Recent Black graduates settle for low income jobs

Credit: HBCU Buzz

The current weak labor market is taking its toll on recent college graduates, but young Black graduates seem to be getting hit the hardest.

Black college graduates between the ages of 22 and 27 with four-year degrees are facing severe underemployment and are being forced to settle for jobs that don’t require college degrees.

In addition to having low requirements, these jobs come with low pay and make the daunting responsibility of paying back student loans nearly impossible.

According to a report released by the Center for Economic and Policy Research, 56 percent of Black college graduates were in an occupation that didn’t require a degree in 2013.

Among all recent college graduates with a job, regardless of color, the numbers were still troublesome with 45 percent settling for jobs that did not require a degree.

The authors behind the study say that students in these job positions are not able to pay back student loans while still maintaining a middle-class lifestyle.

With student loan interest rates continuing to rise and grants and scholarships harder to come by, many students are forced into the weak labor market with a staggering amount of debt.

Black graduates question value of their degrees The cost of attending college is also on the rise and is becoming a discouraging factor for current students on the brink of graduation.

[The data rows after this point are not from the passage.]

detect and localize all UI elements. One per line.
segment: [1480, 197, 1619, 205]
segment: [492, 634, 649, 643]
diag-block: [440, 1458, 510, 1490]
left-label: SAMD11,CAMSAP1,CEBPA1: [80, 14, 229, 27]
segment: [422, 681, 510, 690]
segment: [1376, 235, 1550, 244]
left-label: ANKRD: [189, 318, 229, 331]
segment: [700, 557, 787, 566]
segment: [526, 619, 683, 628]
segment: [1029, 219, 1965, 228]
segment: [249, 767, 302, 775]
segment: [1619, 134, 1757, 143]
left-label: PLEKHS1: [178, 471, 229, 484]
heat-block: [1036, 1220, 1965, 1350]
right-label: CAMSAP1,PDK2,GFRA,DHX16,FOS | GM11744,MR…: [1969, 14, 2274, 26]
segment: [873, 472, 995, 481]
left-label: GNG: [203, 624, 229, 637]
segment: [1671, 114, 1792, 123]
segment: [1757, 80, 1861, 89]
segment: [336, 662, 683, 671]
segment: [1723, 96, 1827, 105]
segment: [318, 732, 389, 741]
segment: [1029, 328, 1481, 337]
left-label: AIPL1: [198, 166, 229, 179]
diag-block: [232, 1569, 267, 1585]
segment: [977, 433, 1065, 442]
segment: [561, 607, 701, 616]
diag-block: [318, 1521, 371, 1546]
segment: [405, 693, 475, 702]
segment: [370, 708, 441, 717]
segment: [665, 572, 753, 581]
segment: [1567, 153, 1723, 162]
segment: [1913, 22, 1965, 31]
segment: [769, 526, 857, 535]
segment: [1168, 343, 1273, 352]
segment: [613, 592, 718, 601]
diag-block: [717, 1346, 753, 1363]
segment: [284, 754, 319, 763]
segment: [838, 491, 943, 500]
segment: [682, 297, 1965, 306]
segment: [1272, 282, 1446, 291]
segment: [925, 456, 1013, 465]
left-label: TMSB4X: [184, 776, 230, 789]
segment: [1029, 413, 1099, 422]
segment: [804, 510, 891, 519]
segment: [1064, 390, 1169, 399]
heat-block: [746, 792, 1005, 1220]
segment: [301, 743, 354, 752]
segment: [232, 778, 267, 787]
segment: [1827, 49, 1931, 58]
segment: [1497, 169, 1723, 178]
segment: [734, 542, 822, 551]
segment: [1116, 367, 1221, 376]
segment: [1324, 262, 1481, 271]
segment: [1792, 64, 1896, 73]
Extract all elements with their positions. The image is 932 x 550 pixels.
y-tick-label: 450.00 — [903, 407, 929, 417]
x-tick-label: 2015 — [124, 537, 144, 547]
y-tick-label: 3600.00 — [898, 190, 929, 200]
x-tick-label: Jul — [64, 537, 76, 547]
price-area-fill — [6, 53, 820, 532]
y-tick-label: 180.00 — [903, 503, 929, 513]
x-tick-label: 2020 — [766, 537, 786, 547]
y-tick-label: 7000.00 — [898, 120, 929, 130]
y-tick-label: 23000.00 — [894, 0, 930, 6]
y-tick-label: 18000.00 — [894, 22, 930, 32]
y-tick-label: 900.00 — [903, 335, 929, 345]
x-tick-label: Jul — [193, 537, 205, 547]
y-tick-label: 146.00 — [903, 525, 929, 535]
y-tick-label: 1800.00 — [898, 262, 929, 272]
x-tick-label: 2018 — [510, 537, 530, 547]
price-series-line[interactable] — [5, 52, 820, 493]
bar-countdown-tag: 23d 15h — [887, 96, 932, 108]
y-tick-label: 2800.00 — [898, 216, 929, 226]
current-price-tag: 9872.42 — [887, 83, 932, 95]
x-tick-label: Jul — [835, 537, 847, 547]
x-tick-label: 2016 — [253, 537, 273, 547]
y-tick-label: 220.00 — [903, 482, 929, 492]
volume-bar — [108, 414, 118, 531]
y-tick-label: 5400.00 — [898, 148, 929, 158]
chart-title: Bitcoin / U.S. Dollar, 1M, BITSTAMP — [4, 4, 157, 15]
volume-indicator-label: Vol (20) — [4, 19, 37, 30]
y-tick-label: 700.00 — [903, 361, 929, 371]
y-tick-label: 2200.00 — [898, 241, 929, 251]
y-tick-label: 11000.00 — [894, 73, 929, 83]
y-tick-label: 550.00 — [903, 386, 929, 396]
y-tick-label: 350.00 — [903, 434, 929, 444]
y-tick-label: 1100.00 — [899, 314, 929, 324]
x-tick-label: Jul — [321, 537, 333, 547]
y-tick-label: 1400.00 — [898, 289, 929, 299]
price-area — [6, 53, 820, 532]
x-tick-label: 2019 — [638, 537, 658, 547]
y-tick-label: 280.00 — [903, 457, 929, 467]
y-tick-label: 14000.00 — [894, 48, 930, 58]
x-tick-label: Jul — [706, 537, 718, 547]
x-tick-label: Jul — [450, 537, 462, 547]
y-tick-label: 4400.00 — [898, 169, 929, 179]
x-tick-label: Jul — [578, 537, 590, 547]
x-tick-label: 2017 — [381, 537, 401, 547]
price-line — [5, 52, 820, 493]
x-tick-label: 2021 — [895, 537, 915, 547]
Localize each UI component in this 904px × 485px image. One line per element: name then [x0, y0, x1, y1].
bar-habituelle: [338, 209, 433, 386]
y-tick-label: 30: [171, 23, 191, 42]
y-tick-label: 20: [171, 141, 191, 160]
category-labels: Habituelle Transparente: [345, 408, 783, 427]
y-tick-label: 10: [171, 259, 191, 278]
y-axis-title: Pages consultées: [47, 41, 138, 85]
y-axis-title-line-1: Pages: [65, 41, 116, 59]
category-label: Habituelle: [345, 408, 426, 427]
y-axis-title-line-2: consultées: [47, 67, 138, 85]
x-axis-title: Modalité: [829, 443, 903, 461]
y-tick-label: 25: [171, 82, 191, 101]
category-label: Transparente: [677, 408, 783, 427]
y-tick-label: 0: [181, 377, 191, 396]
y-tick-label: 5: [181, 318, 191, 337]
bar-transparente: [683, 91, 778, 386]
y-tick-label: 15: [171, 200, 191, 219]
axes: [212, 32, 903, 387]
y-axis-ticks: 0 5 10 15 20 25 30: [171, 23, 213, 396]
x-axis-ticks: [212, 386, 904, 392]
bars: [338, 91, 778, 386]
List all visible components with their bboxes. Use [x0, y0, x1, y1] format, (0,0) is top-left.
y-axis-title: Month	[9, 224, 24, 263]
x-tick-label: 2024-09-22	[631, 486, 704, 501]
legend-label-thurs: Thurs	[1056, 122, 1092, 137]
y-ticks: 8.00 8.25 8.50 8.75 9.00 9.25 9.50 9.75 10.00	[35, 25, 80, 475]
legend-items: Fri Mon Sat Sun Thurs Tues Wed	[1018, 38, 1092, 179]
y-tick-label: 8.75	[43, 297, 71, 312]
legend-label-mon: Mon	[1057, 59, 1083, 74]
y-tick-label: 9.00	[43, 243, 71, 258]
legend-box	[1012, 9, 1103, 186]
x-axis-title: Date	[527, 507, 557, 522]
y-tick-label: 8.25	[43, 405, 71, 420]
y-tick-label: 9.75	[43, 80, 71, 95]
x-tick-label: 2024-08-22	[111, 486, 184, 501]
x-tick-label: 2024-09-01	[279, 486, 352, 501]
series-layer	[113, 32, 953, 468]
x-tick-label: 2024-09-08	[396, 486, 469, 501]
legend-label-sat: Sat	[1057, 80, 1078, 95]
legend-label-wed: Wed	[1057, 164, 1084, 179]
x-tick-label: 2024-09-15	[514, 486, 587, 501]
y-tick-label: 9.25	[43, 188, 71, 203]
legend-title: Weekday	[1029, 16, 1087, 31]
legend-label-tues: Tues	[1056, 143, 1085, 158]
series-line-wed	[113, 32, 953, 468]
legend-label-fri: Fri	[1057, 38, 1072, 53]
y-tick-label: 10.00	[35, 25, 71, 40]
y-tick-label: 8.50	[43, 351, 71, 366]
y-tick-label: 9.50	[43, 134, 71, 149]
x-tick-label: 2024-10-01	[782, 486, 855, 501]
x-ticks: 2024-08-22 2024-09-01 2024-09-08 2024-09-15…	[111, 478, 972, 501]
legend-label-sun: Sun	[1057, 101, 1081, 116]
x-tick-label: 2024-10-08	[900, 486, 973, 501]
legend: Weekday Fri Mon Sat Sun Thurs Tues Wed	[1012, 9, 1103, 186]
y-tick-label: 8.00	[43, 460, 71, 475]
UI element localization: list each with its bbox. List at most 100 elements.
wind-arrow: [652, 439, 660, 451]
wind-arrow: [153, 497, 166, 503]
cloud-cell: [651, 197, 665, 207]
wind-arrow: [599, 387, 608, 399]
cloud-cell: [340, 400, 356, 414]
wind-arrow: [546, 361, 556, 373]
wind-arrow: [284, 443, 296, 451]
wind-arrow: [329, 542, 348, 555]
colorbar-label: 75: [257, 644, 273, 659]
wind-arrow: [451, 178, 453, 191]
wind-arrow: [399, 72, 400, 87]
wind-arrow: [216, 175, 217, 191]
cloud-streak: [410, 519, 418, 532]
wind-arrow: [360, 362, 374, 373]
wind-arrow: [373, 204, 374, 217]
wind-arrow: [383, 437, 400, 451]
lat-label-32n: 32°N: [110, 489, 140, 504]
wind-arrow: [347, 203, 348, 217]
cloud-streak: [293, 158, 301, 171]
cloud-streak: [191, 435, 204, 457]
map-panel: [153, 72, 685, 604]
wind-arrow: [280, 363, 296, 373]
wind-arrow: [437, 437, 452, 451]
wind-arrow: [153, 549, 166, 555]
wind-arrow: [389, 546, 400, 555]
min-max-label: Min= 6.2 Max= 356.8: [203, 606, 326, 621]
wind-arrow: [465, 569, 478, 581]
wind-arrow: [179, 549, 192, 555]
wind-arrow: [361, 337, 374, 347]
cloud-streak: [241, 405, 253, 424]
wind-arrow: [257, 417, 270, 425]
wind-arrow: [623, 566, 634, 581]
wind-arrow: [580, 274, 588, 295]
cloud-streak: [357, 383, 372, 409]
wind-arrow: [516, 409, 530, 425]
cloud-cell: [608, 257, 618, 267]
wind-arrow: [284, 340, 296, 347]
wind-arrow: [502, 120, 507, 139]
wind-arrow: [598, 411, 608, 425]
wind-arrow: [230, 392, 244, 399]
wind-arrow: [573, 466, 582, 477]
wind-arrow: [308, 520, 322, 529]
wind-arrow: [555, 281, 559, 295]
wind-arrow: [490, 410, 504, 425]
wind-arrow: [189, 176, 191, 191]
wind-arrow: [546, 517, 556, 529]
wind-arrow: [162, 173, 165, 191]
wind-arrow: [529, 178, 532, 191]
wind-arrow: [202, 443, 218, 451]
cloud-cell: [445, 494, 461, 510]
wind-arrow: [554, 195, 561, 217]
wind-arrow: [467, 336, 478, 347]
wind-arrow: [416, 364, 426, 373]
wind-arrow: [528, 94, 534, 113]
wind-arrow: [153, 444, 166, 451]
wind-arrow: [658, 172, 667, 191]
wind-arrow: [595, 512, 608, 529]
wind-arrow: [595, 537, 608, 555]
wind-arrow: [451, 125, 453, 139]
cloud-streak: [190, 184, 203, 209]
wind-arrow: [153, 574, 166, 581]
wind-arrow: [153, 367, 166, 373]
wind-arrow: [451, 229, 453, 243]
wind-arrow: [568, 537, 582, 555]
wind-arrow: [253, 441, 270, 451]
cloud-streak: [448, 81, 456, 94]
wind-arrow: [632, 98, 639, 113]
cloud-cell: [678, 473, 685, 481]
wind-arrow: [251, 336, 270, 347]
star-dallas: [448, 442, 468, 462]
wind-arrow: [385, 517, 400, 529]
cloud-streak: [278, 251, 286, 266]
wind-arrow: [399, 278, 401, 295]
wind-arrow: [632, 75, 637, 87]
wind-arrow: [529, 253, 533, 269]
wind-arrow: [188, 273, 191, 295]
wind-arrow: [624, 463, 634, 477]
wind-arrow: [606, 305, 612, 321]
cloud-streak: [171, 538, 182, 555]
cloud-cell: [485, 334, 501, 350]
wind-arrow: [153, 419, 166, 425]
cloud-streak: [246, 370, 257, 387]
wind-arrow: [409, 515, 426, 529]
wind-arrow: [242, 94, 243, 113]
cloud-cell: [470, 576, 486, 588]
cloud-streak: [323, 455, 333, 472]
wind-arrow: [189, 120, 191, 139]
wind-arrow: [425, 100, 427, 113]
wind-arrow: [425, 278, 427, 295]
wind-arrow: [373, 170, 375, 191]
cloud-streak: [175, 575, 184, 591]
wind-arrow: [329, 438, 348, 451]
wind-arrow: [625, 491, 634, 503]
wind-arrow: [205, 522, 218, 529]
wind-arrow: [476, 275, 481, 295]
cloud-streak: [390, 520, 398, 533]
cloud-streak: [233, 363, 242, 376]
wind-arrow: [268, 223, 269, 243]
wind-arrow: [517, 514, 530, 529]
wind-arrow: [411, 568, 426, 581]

“Black workers have been told for a generation that the way for you to do better is to go to college,” said Janelle Jones, the co-author of the study. “These are people who go to college in the face of rising tuition, needing to work to support themselves, not having a family structure. They finish college and then they end up finding a job that doesn’t end up requiring a degree.”

The study has caused some graduates to question the true value of their degrees, especially when many employers are paying more attention to experience than education.